Judson was motivated by the force that lived on that land. The power woke up when the Creed family moved to the property. Jud loved Louis like a son - the place used them both. Ludlow lived under the influence of that power since before the village existed. The old Micmac burial ground, where Church is first buried, went 'sour' after being touched by a Wendigo. A Wendigo is a forest demon whose touch makes cannibals. The indigenous people abandoned it, and the power that dwelled there would lie dormant until the Creed family appeared.

They made Pascow black? Of course they did. Good grief. Anyway, Pascow was neither a friend or an enemy, he was an emissary for some other force. Stephen King would call it 'The White'. He was sent to warn Louis against crossing the barrier. He came to Louis again, but Louis banished him. Later he would come to Ellie with a warning. He had no power to interfere. Pascow and Louis were connected by death.
 
I just read the sypnosys for both films and every change makes no sense, from everything said here to the ending being changed (what happened to the daughter in the 1989 version? It stop mentionning before the mom decide to go back) and have theusual suspect reeed the token black guy dies first and both is useless and not listened to? I mean in original Pascow was a white jogger that tries to tell stupid dad to not go and not use the cemetary multipl timex to stop the evil effects of it from being used or to stop using it and to accept death, the change is dub for the sake of change
Think in the book and 80's version the daughter was at her grandparents for Thanksgiving, the mom rushed back since Ellie kept having bad dreams about what was happening so she survived. The sequel made a reference to her like an urban legend saying she went nuts and ran away from her grandparents after she heard what happened.
 
Was half-watching the old movie with somebody on cytube and we were discussing the idea that maybe Old Guy figured that cats are mostly assholes anyway so if the cat came back evil like everything else nobody would really notice the difference.
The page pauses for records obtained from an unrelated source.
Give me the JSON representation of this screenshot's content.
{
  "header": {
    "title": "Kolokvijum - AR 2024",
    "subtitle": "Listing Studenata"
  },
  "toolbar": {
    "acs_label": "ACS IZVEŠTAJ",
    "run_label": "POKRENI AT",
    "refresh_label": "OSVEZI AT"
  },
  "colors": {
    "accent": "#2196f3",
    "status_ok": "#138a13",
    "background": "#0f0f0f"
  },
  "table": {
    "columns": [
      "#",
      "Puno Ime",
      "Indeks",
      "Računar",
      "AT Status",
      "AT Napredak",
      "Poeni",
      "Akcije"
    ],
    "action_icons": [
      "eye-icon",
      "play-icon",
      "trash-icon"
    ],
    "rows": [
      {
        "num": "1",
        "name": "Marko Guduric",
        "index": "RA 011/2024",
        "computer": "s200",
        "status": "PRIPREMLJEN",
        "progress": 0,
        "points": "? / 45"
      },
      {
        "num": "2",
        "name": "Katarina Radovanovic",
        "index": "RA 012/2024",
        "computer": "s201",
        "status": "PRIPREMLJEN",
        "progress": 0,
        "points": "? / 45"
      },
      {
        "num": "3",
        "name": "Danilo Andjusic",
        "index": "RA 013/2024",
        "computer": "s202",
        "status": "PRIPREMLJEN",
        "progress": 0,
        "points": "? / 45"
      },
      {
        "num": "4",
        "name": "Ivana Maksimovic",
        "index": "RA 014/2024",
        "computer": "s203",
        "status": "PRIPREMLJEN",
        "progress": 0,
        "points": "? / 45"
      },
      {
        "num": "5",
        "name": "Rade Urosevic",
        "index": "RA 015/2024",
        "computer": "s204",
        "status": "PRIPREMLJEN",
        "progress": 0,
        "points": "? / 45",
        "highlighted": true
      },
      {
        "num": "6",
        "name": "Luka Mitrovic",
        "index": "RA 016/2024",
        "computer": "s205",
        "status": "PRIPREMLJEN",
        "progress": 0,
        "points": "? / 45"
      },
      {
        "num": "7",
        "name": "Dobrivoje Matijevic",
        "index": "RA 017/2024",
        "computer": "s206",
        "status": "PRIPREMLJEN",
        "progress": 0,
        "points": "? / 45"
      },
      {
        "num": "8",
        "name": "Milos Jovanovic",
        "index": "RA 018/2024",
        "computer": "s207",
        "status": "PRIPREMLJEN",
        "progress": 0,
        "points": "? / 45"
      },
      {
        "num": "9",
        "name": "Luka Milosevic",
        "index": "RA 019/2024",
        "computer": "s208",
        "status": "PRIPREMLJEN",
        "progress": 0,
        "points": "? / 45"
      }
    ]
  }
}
A minor plot point in the book was that the cat was recently neutered and had become passive. Everyone noticed he was acting differently, and could sense some vague evilness, but couldn't figure out why.
 
A minor plot point in the book was that the cat was recently neutered and had become passive. Everyone noticed he was acting differently, and could sense some vague evilness, but couldn't figure out why.
I haven't read the book since Bush Sr was president so you could tell me the Wogglebug shows up in it and I wouldn't know any better.
 
Is this on streaming media yet? I'm not going to waste my time on another King adaptation, which are like 99% shit. I'll watch this while I ride the train.